The performance primarily plays with various formats of presenting documentary content, ranging from narration to dramatic reenactments of statements by real individuals, supposedly authentic footage, music inspired by Boško and Admira’s story, to the aforementioned performative moments designed to convey a more physical experience of reliving their story. An important object that captures the plurality of perspectives and the sense of the media cycle through which we experience distant tragedies is the camera lens (video and set design by Dorian Šilec Petek). One of the more interesting and multifaceted techniques is the podcast format with which the performance begins. The actors, speaking in English with an American accent and maintaining a correspondingly almost perverse distance, tell the tragic story of the “Sarajevo Romeo and Juliet”—a name bestowed upon them by photographer Mark H. Milstein and journalist Kurt Schork, the two Americans who created this sensationalist story of love during wartime.
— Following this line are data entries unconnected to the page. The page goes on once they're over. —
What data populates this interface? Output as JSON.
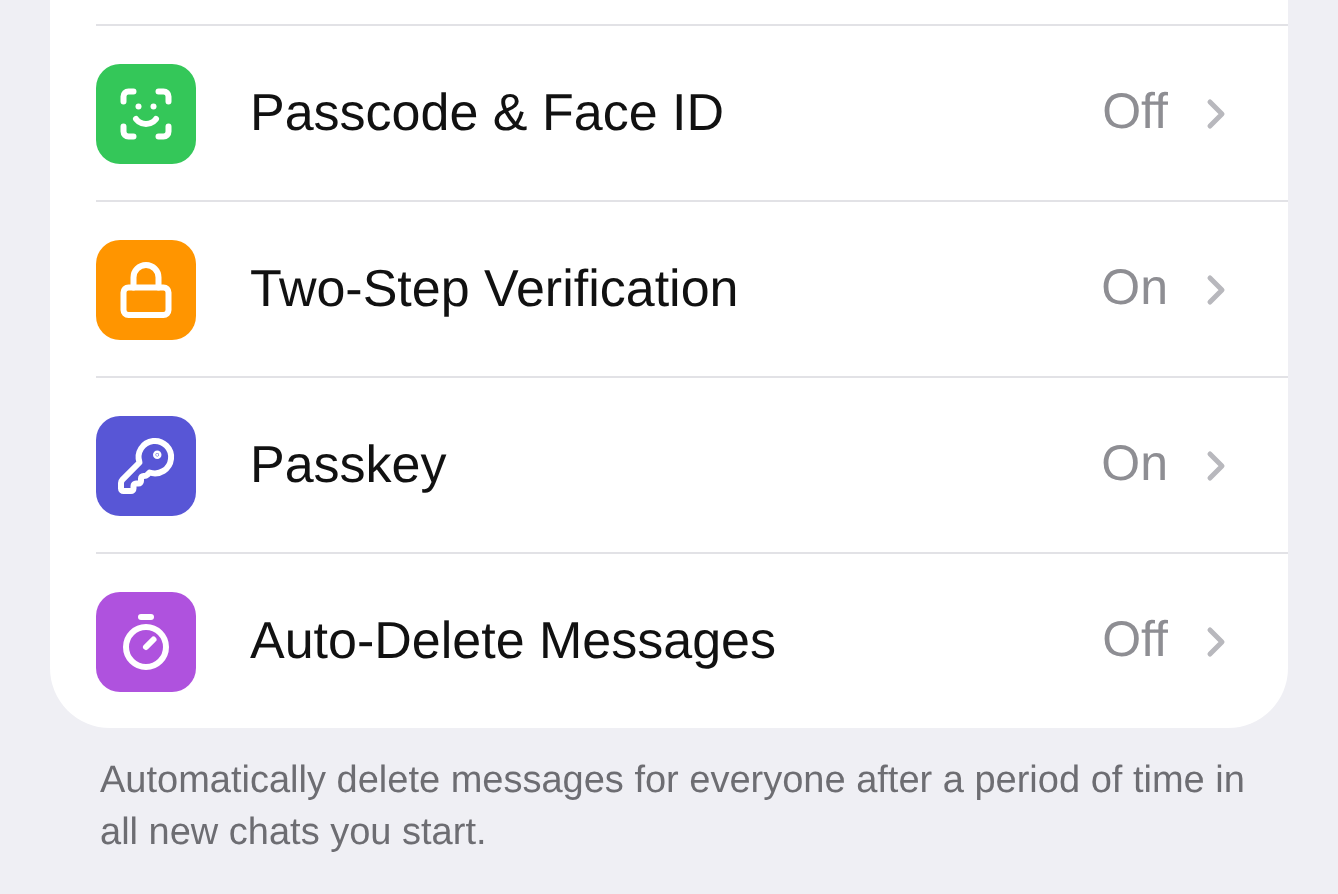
{
  "settings": [
    {
      "kind": "face-id",
      "color": "#34c759",
      "label": "Passcode & Face ID",
      "value": "Off"
    },
    {
      "kind": "lock",
      "color": "#ff9500",
      "label": "Two-Step Verification",
      "value": "On"
    },
    {
      "kind": "key",
      "color": "#5856d6",
      "label": "Passkey",
      "value": "On"
    },
    {
      "kind": "timer",
      "color": "#af52de",
      "label": "Auto-Delete Messages",
      "value": "Off"
    }
  ],
  "footer": "Automatically delete messages for everyone after a period of time in all new chats you start."
}
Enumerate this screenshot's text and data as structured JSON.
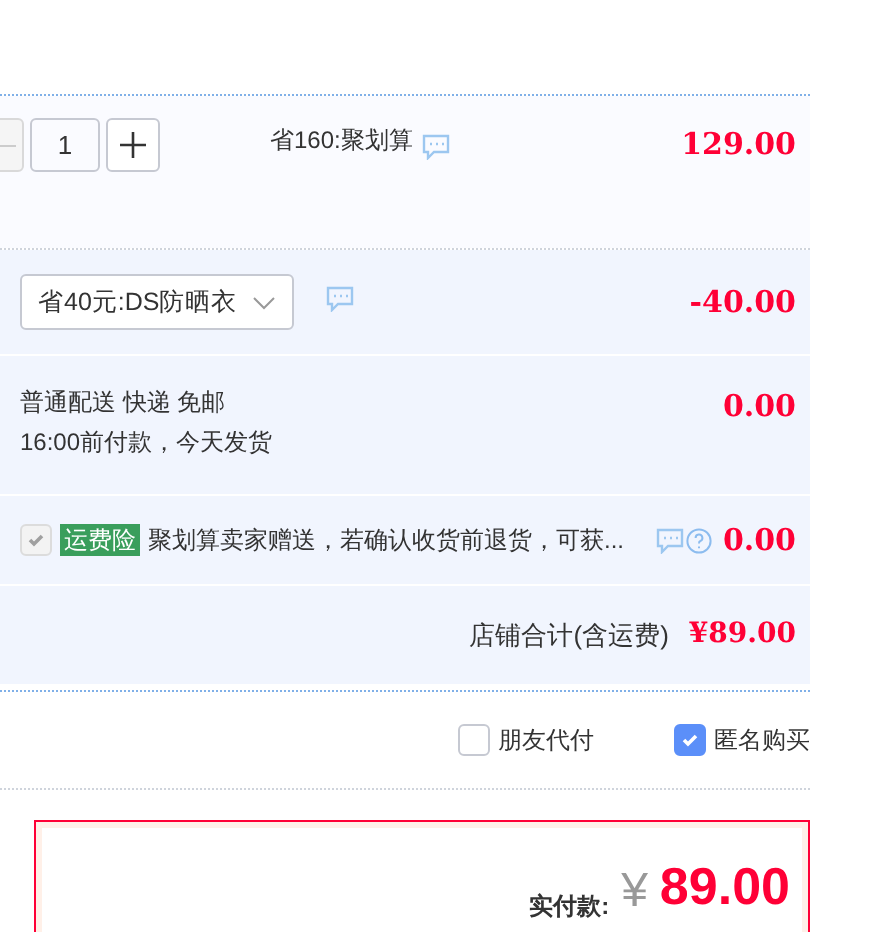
{
  "item": {
    "quantity": "1",
    "promo": "省160:聚划算",
    "price": "129.00"
  },
  "coupon": {
    "value": "省40元:DS防晒衣",
    "amount": "-40.00"
  },
  "shipping": {
    "lines": [
      "普通配送 快递 免邮",
      "16:00前付款，今天发货"
    ],
    "amount": "0.00"
  },
  "insurance": {
    "checked": true,
    "disabled": true,
    "tag": "运费险",
    "text": "聚划算卖家赠送，若确认收货前退货，可获...",
    "amount": "0.00"
  },
  "shop_total": {
    "label": "店铺合计(含运费)",
    "amount": "¥89.00"
  },
  "options": [
    {
      "label": "朋友代付",
      "checked": false
    },
    {
      "label": "匿名购买",
      "checked": true
    }
  ],
  "payment": {
    "label": "实付款:",
    "currency": "¥",
    "amount": "89.00"
  }
}
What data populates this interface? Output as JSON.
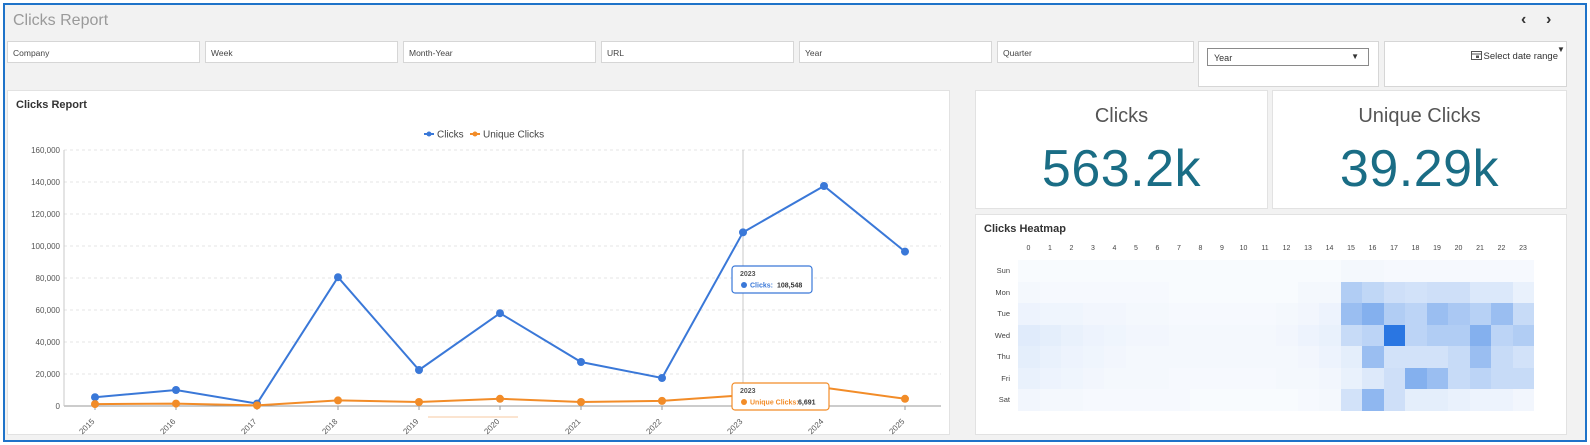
{
  "app": {
    "title": "Clicks Report",
    "prev_label": "‹",
    "next_label": "›"
  },
  "filters": {
    "company": "Company",
    "week": "Week",
    "month_year": "Month-Year",
    "url": "URL",
    "year": "Year",
    "quarter": "Quarter",
    "year_select": "Year",
    "date_range": "Select date range"
  },
  "chart_panel": {
    "title": "Clicks Report"
  },
  "kpis": {
    "clicks": {
      "label": "Clicks",
      "value": "563.2k"
    },
    "unique_clicks": {
      "label": "Unique Clicks",
      "value": "39.29k"
    }
  },
  "chart_data": {
    "type": "line",
    "title": "Clicks Report",
    "x": [
      "2015",
      "2016",
      "2017",
      "2018",
      "2019",
      "2020",
      "2021",
      "2022",
      "2023",
      "2024",
      "2025"
    ],
    "ylim": [
      0,
      160000
    ],
    "yticks": [
      0,
      20000,
      40000,
      60000,
      80000,
      100000,
      120000,
      140000,
      160000
    ],
    "ytick_labels": [
      "0",
      "20,000",
      "40,000",
      "60,000",
      "80,000",
      "100,000",
      "120,000",
      "140,000",
      "160,000"
    ],
    "legend": "top-center",
    "series": [
      {
        "name": "Clicks",
        "color": "#3a78d8",
        "values": [
          5500,
          10000,
          1500,
          80500,
          22500,
          58000,
          27500,
          17500,
          108548,
          137500,
          96500
        ]
      },
      {
        "name": "Unique Clicks",
        "color": "#f28c28",
        "values": [
          1200,
          1500,
          400,
          3500,
          2500,
          4500,
          2500,
          3200,
          6691,
          11500,
          4500
        ]
      }
    ],
    "tooltips": [
      {
        "x": "2023",
        "label": "Clicks:",
        "value": "108,548",
        "color": "#3a78d8"
      },
      {
        "x": "2023",
        "label": "Unique Clicks:",
        "value": "6,691",
        "color": "#f28c28"
      }
    ]
  },
  "heatmap": {
    "title": "Clicks Heatmap",
    "hours": [
      "0",
      "1",
      "2",
      "3",
      "4",
      "5",
      "6",
      "7",
      "8",
      "9",
      "10",
      "11",
      "12",
      "13",
      "14",
      "15",
      "16",
      "17",
      "18",
      "19",
      "20",
      "21",
      "22",
      "23"
    ],
    "days": [
      "Sun",
      "Mon",
      "Tue",
      "Wed",
      "Thu",
      "Fri",
      "Sat"
    ],
    "base_color": "#1f6fe0",
    "values": [
      [
        0.03,
        0.03,
        0.03,
        0.03,
        0.03,
        0.03,
        0.03,
        0.03,
        0.03,
        0.03,
        0.03,
        0.03,
        0.03,
        0.03,
        0.03,
        0.05,
        0.05,
        0.04,
        0.04,
        0.04,
        0.04,
        0.04,
        0.04,
        0.04
      ],
      [
        0.05,
        0.04,
        0.04,
        0.04,
        0.04,
        0.04,
        0.04,
        0.03,
        0.03,
        0.03,
        0.03,
        0.03,
        0.03,
        0.05,
        0.05,
        0.35,
        0.28,
        0.22,
        0.2,
        0.22,
        0.22,
        0.16,
        0.16,
        0.1
      ],
      [
        0.08,
        0.07,
        0.07,
        0.06,
        0.06,
        0.05,
        0.05,
        0.04,
        0.04,
        0.04,
        0.04,
        0.04,
        0.05,
        0.06,
        0.08,
        0.45,
        0.55,
        0.35,
        0.3,
        0.45,
        0.38,
        0.32,
        0.45,
        0.25
      ],
      [
        0.14,
        0.12,
        0.1,
        0.08,
        0.07,
        0.06,
        0.06,
        0.05,
        0.05,
        0.05,
        0.05,
        0.05,
        0.06,
        0.08,
        0.1,
        0.25,
        0.3,
        0.95,
        0.3,
        0.35,
        0.35,
        0.55,
        0.3,
        0.35
      ],
      [
        0.12,
        0.1,
        0.08,
        0.07,
        0.06,
        0.05,
        0.05,
        0.05,
        0.05,
        0.05,
        0.05,
        0.05,
        0.05,
        0.06,
        0.08,
        0.12,
        0.45,
        0.2,
        0.2,
        0.2,
        0.25,
        0.45,
        0.25,
        0.2
      ],
      [
        0.1,
        0.08,
        0.07,
        0.06,
        0.05,
        0.05,
        0.05,
        0.04,
        0.04,
        0.04,
        0.04,
        0.04,
        0.05,
        0.05,
        0.06,
        0.1,
        0.15,
        0.22,
        0.55,
        0.45,
        0.25,
        0.3,
        0.25,
        0.25
      ],
      [
        0.06,
        0.05,
        0.05,
        0.04,
        0.04,
        0.04,
        0.04,
        0.04,
        0.03,
        0.03,
        0.03,
        0.03,
        0.03,
        0.04,
        0.05,
        0.2,
        0.5,
        0.22,
        0.12,
        0.12,
        0.1,
        0.08,
        0.08,
        0.06
      ]
    ]
  }
}
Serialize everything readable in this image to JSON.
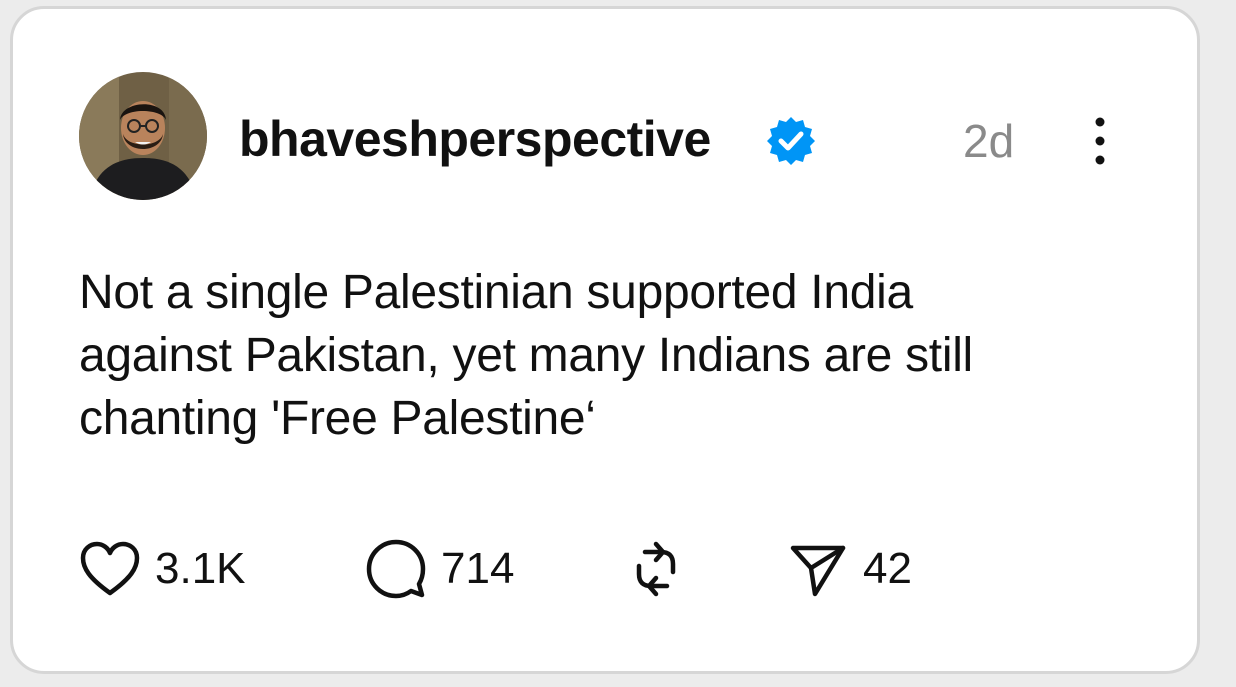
{
  "post": {
    "username": "bhaveshperspective",
    "verified": true,
    "time": "2d",
    "text": "Not a single Palestinian supported India\nagainst Pakistan, yet many Indians are still\nchanting 'Free Palestine‘",
    "stats": {
      "likes": "3.1K",
      "comments": "714",
      "shares": "42"
    }
  },
  "icons": {
    "more": "more-vertical-icon",
    "like": "heart-icon",
    "comment": "comment-icon",
    "repost": "repost-icon",
    "share": "send-icon",
    "verified": "verified-badge-icon"
  },
  "colors": {
    "verified_blue": "#0095f6",
    "time_gray": "#8a8a8a",
    "text": "#111111"
  }
}
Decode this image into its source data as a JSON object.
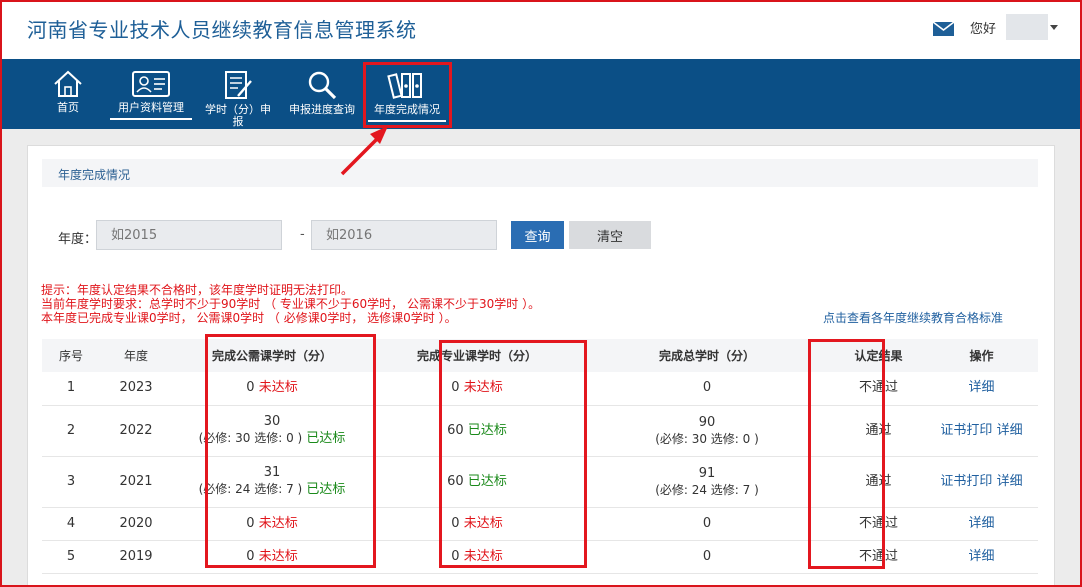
{
  "header": {
    "title": "河南省专业技术人员继续教育信息管理系统",
    "greeting": "您好"
  },
  "nav": {
    "items": [
      {
        "label": "首页"
      },
      {
        "label": "用户资料管理"
      },
      {
        "label": "学时（分）申报"
      },
      {
        "label": "申报进度查询"
      },
      {
        "label": "年度完成情况"
      }
    ]
  },
  "panel": {
    "title": "年度完成情况"
  },
  "filter": {
    "year_label": "年度：",
    "from_placeholder": "如2015",
    "separator": "-",
    "to_placeholder": "如2016",
    "query_label": "查询",
    "clear_label": "清空"
  },
  "hints": {
    "line1": "提示：年度认定结果不合格时，该年度学时证明无法打印。",
    "line2": "当前年度学时要求：总学时不少于90学时 （ 专业课不少于60学时， 公需课不少于30学时 ）。",
    "line3": "本年度已完成专业课0学时， 公需课0学时 （ 必修课0学时， 选修课0学时 ）。",
    "standard_link": "点击查看各年度继续教育合格标准"
  },
  "table": {
    "headers": [
      "序号",
      "年度",
      "完成公需课学时（分）",
      "完成专业课学时（分）",
      "完成总学时（分）",
      "认定结果",
      "操作"
    ],
    "rows": [
      {
        "no": "1",
        "year": "2023",
        "public_val": "0",
        "public_sub": "",
        "public_status": "未达标",
        "pro_val": "0",
        "pro_status": "未达标",
        "total_val": "0",
        "total_sub": "",
        "result": "不通过",
        "op_print": "",
        "op_detail": "详细"
      },
      {
        "no": "2",
        "year": "2022",
        "public_val": "30",
        "public_sub": "(必修: 30 选修: 0 )",
        "public_status": "已达标",
        "pro_val": "60",
        "pro_status": "已达标",
        "total_val": "90",
        "total_sub": "(必修: 30 选修: 0 )",
        "result": "通过",
        "op_print": "证书打印",
        "op_detail": "详细"
      },
      {
        "no": "3",
        "year": "2021",
        "public_val": "31",
        "public_sub": "(必修: 24 选修: 7 )",
        "public_status": "已达标",
        "pro_val": "60",
        "pro_status": "已达标",
        "total_val": "91",
        "total_sub": "(必修: 24 选修: 7 )",
        "result": "通过",
        "op_print": "证书打印",
        "op_detail": "详细"
      },
      {
        "no": "4",
        "year": "2020",
        "public_val": "0",
        "public_sub": "",
        "public_status": "未达标",
        "pro_val": "0",
        "pro_status": "未达标",
        "total_val": "0",
        "total_sub": "",
        "result": "不通过",
        "op_print": "",
        "op_detail": "详细"
      },
      {
        "no": "5",
        "year": "2019",
        "public_val": "0",
        "public_sub": "",
        "public_status": "未达标",
        "pro_val": "0",
        "pro_status": "未达标",
        "total_val": "0",
        "total_sub": "",
        "result": "不通过",
        "op_print": "",
        "op_detail": "详细"
      }
    ]
  },
  "colors": {
    "nav_bg": "#0b4f86",
    "title_blue": "#1e5f97",
    "warning_red": "#e0141a",
    "pass_green": "#1b8a1b",
    "annotation_red": "#e3171f"
  }
}
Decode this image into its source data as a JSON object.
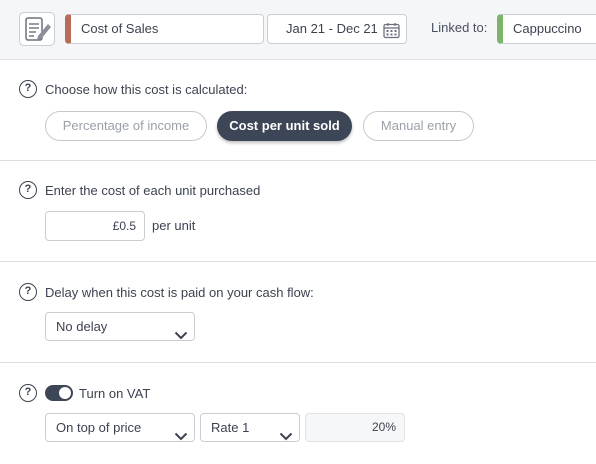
{
  "header": {
    "icon": "document-edit-icon",
    "name": "Cost of Sales",
    "name_color": "#b86b58",
    "date_range": "Jan 21 - Dec 21",
    "date_icon": "calendar-icon",
    "linked_label": "Linked to:",
    "linked_value": "Cappuccino",
    "linked_color": "#7ab56a"
  },
  "calculation": {
    "question": "Choose how this cost is calculated:",
    "options": [
      "Percentage of income",
      "Cost per unit sold",
      "Manual entry"
    ],
    "selected": "Cost per unit sold"
  },
  "unit_cost": {
    "question": "Enter the cost of each unit purchased",
    "value": "£0.5",
    "suffix": "per unit"
  },
  "delay": {
    "question": "Delay when this cost is paid on your cash flow:",
    "value": "No delay"
  },
  "vat": {
    "enabled": true,
    "label": "Turn on VAT",
    "mode": "On top of price",
    "rate": "Rate 1",
    "percent": "20%"
  },
  "help_glyph": "?",
  "colors": {
    "accent_dark": "#3d4656"
  }
}
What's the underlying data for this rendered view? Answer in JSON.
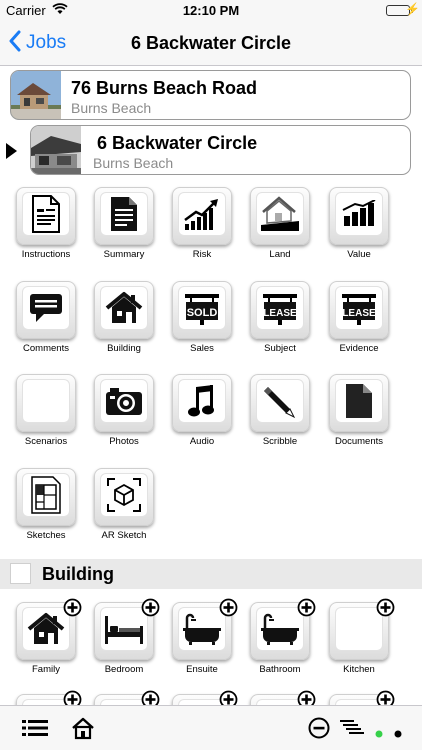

Through the format of the podcast, the question of listener or viewer responsibility arises when we follow such stories in these or similar processed and neatly packaged forms, which serve a morbid fascination with cruel fates rather than providing genuine reporting on global events.

When it comes to confronting one’s own position as a detached observer of wars and other horrors around the world from a comfortable, safe vantage point, it is also worth noting how the very way we engage with such images has changed over the generations. Until recently, their dissemination was predominantly the domain of print media, and the stories surrounding them were crafted by professional journalists; consequently, far fewer such photographs circulated, and many more people encountered them through these same media. Today, however, this discourse has become drastically pluralized; our personal mobile devices have become the primary medium for disseminating the horrors of war, and private individuals now serve as the channels for their distribution. Consequently, the mechanisms at work today function differently: instead of creating a sensationalist narrative based, for example, on a single photograph, we are confronted with numbness resulting from the fact that images of horror overwhelm us from all sides, often as soon as we open our eyes in the morning, at the same time, due to the flood of AI-generated photographs, doubts about their authenticity are arising more than ever before. While Boško and Admira does not explicitly address these specific contemporary journalistic issues, it offers a nuanced reminder of all past and present wars that concern us, thereby prompting reflection on our own position and the stances we advocate.

What remains after the applause dies down is, above all, the realization that there are thousands of such stories. That they did not remain stuck somewhere in the 1990s or the 1940s or in any other “never again” that keeps repeating itself over and over. Such stories are happening today and more vividly before our eyes than ever before, and the mechanisms that spread their stories are no less prone to the pop fetishization of real fates. Boško and Admira thus transcend the symbolism of love in wartime—a theme on which numerous artistic reinterpretations of the young couple’s story have settled, as the production also highlights—and become a poignant reminder of our responsibility and respect for the stories of real people who found themselves caught up in the cruel machinery of war.

Manca Tea Devetak

Distance traveled to the performance: 133 km

Travel time: 1 hr 58 min


*prevedeno z DeepL AI/translated with DeepL AI. This text was translated from Slovenian using AI tools solely to ensure international accessibility. As a festival that deeply values human creativity and authorship, we thank you for your understanding regarding any linguistic or contextual imperfections.